At the Intersection of #GamerGate and the Washington Redskins

In "The Media Bubble, Redskins Edition," Sonny Bunch of the Washington Free Beacon squares the circle:

And, as I’ve noted here, there is a growing annoyance with the entertainment press—sports, film, video game writers—for being not only out of step with their readership but also frequently ignoring their subjects altogether in favor of opining on topics that are either implicitly or explicitly political in nature. I remain convinced that roughly 80 percent of the angst over #GamerGate relates to a similar notion: issues of ethics aside, gamers were tired of being told how horribly sexist and racist they were for playing games and engaging with gamer culture. As a result, they finally snapped. Similarly, I get the sense that sports fans are pretty sick and tired of being lectured on issues that are either entirely unrelated to sports (say, gun control) or, at best, marginally related to sports (the level of political correctness of a team name). You can see some of that frustration in the following data points, which track the answer to the question “Should the Redskins change their name, or not”:

Sonny links to a chart that notes:

              Should        Should Not

1992         7%                 89%

2013        11%                79%

2014       14%                83%

As he concludes:

What’s fascinating to me is the fact that, despite a near-unanimous chorus from the sports media over the last 18 months or so on the evils of the Redskins brand, “should not [change the name]” is +4 from 2013 to 2014 while “should [change the name]” is only +3. Considering that “should not” already had the support of almost four in five respondents, any uptick would have been surprising. But “should not” out-gaining “should” is downright shocking, and suggests to me that Americans, by nature a reactionary lot, are just about tired of all this silliness, thanks.

I wouldn't name a new sports team the Redskins in 2014, just as I doubt anyone would start organizations named the United Negro College Fund or the National Association for the Advancement of Colored People, as all three names have been dated by time and changing linguistic attitudes. But all three names connote often proud traditions and have hugely loyal bases of support. Not to mention -- aren't there far bigger issues in the world to fixate on than the name of an organization? (Back in July, responding to the MSM's collective Alinsky-style panty-twist over the Redskins, Dennis Prager wrote, "Those who do not confront the greatest evils will confront much lesser evils or simply manufacture alleged evils that they then confront.") Or as John Nolte notes at Big Journalism:

1. The common sense of the American people who understand that team names are meant to be compliments, not insults. As an example, no one has named their football team "The MSNBC Jerk-Offs."

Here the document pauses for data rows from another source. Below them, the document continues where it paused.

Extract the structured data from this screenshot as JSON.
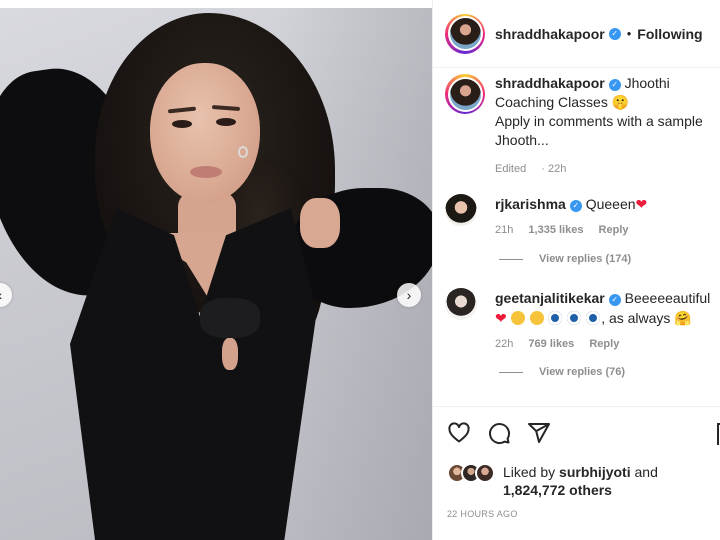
{
  "post": {
    "author": "shraddhakapoor",
    "follow_state": "Following",
    "separator": "•"
  },
  "caption": {
    "author": "shraddhakapoor",
    "line1": "Jhoothi Coaching Classes",
    "emoji": "🤫",
    "line2": "Apply in comments with a sample Jhooth...",
    "edited": "Edited",
    "time": "22h"
  },
  "comments": [
    {
      "user": "rjkarishma",
      "text": "Queeen",
      "emoji": "❤",
      "time": "21h",
      "likes": "1,335 likes",
      "reply": "Reply",
      "view_replies": "View replies (174)"
    },
    {
      "user": "geetanjalitikekar",
      "text": "Beeeeeautiful",
      "tail": ", as always",
      "tail_emoji": "🤗",
      "time": "22h",
      "likes": "769 likes",
      "reply": "Reply",
      "view_replies": "View replies (76)"
    }
  ],
  "actions": {
    "icons": [
      "heart-icon",
      "comment-icon",
      "share-icon",
      "save-icon"
    ]
  },
  "likes": {
    "prefix": "Liked by",
    "user": "surbhijyoti",
    "joiner": "and",
    "count": "1,824,772 others"
  },
  "timestamp": "22 HOURS AGO",
  "colors": {
    "verified": "#3897f0",
    "muted": "#8e8e8e",
    "text": "#262626"
  }
}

2. The American people understand that this obsession isn't based on principal but rather a mainstream media that is looking for a -- if you'll pardon the expression -- scalp. This is a power play, a game among insufferable elites to prove to themselves they still have power with a senseless notch in the "win" column.

Which also ties this post back to Sonny Bunch's Beacon column, which concluded with Bunch asking, "I guess the only question is this: How long until there’s a #GamerGate for sports?"

Faster, please.

Of course, another question arises at the intersection of #GamerGate and the Redskins. Both high tech and the NFL take the support of conservatives and non-leftist fans for granted, rarely if ever paying positive lip service to them, for fear of stirring up the often fatal PC hornest's nest. (See also: firing of Firefox's Brendan Eich for supporting traditional marriage, the NFL rejecting Rush Limbaugh from team ownership thanks in part to a falsified Wikipedia quote, and numerous other PC scalps). When will that begin to change?